Untuk menjelaskan fenomena akuntansi dilingkungan pasar tradisional ini, peneliti menggunakan metode penelitian Ground Theory. Metode penelitian Ground Theory dinilai cocok untuk digunakan dalam penelitian kali ini lantaran Ground Theory merupakan metode penelitian kualitatif yang berusaha membangun  teori dasar menjadi teori yang tingkat menengah (teori yang mampu digeneralisasikan). Sedangkan dalam hal menganalisis data, peneliti menggunakan metode induksi analitis, yakni sebuah metode analisis data kualitatif dengan cara mengembangkan penjelasan apa penyebab terjadinya suatu fenomena dari satu atau lebih kejadian.

Pada akhirnya, dapat dibuktikan bahwa pencatatan-pencatatan sederhana yang dilakukan oleh para informan penelitian ini dalam aktivitas perdagangan mereka sehari-hari dapat dikategorikan kedalam “akuntansi” meskipun sangat berbeda dengan cara pencatatan akuntansi konvensional, namun apa yang dilakukan oleh para informan ini tetap dapat dikategorikan sebagai aktivitas pencatatan akuntansi karena tujuan utama dari aktivitas akuntansi yakni untuk memberikan informasi guna menghindari konflik yang mungkin terjadi antar pihak-pihak yang terlibat dalam sebuah usaha terlepas dari apakah pencatatan yang dilakukan tersebut tergolong dalam pencatatan yang rumit atau sederhana. Melalui penelitian ini pula dapat dibuktikan bahwa akuntansi tidak hanya dapat diterapkan dalam jenis-jenis usaha berskala besar saja. Setiap jenis usaha baik berskala mikro, kecil, menengah, hingga berskala besar pun dapat menerapkan akuntansi dalam kegiatan operasionalnya.

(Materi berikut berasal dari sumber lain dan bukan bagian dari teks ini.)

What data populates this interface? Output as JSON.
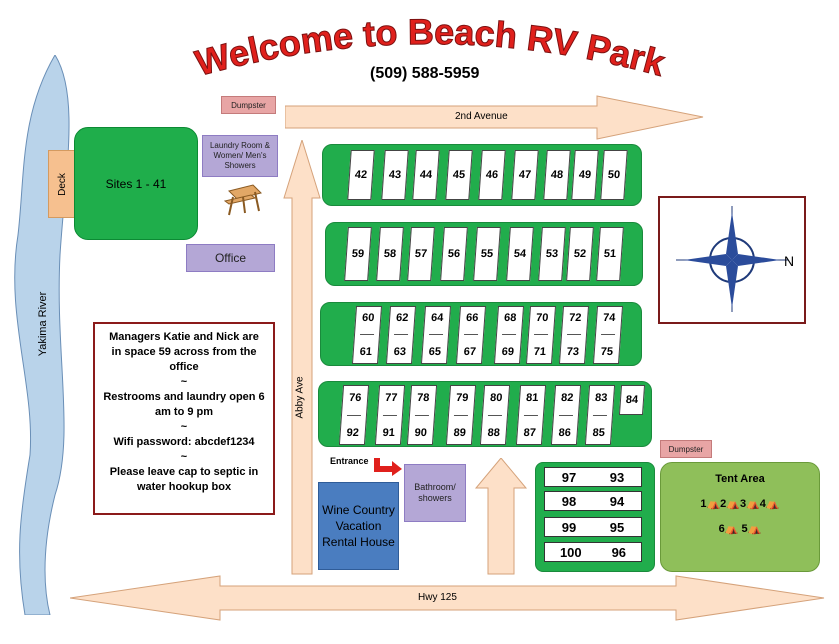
{
  "title": "Welcome to Beach RV Park",
  "phone": "(509) 588-5959",
  "roads": {
    "second_avenue": "2nd Avenue",
    "abby_ave": "Abby Ave",
    "hwy": "Hwy 125"
  },
  "river": "Yakima River",
  "deck": "Deck",
  "sites_1_41": "Sites 1 - 41",
  "dumpster": "Dumpster",
  "laundry": "Laundry Room & Women/ Men's Showers",
  "office": "Office",
  "entrance": "Entrance",
  "bathroom": "Bathroom/ showers",
  "rental_house": "Wine Country Vacation Rental House",
  "compass_n": "N",
  "notes": {
    "line1": "Managers Katie and Nick are in space 59 across from the office",
    "sep": "~",
    "line2": "Restrooms and laundry open 6 am to 9 pm",
    "line3": "Wifi password:  abcdef1234",
    "line4": "Please leave cap to septic in water hookup box"
  },
  "rows": {
    "row1": [
      "42",
      "43",
      "44",
      "45",
      "46",
      "47",
      "48",
      "49",
      "50"
    ],
    "row2": [
      "59",
      "58",
      "57",
      "56",
      "55",
      "54",
      "53",
      "52",
      "51"
    ],
    "row3_top": [
      "60",
      "62",
      "64",
      "66",
      "68",
      "70",
      "72",
      "74"
    ],
    "row3_bot": [
      "61",
      "63",
      "65",
      "67",
      "69",
      "71",
      "73",
      "75"
    ],
    "row4_top": [
      "76",
      "77",
      "78",
      "79",
      "80",
      "81",
      "82",
      "83"
    ],
    "row4_bot": [
      "92",
      "91",
      "90",
      "89",
      "88",
      "87",
      "86",
      "85"
    ],
    "row4_extra": "84"
  },
  "small_sites": [
    {
      "a": "97",
      "b": "93"
    },
    {
      "a": "98",
      "b": "94"
    },
    {
      "a": "99",
      "b": "95"
    },
    {
      "a": "100",
      "b": "96"
    }
  ],
  "tent_area": {
    "title": "Tent Area",
    "row1": "1⛺2⛺3⛺4⛺",
    "row2": "6⛺ 5⛺"
  },
  "colors": {
    "title_red": "#e0201c",
    "green": "#21ad4c",
    "river": "#b9d3ea",
    "lavender": "#b4a7d6",
    "arrow": "#fde0c8"
  }
}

Tentunya dengan sistem dan model pencatatan akuntansi yang berbeda-beda, tergantung pada tingkat kebutuhan informasi para pengguna laporan keuangan tersebut.

Meskipun demikian, penelitian ini masih memiliki beberapa kekurangan yang dapat digunakan sebagai dasar untuk melakukan penelitian selanjutnya. Kekurangan-kekurangan tersebut diantaranya penelitian ini hanya dilakukan di 1 (satu) pasar tradisional saja dengan mengambil 3 (tiga) orang dari total 27 (atau sekitar 11%) pedagang di Pasar Jombang, Kota Malang sebagai subjek penelitian. Sehingga hasil penelitian yang ada belum dapat digeneralisasikan untuk menghasilkan teori tingkat menengah.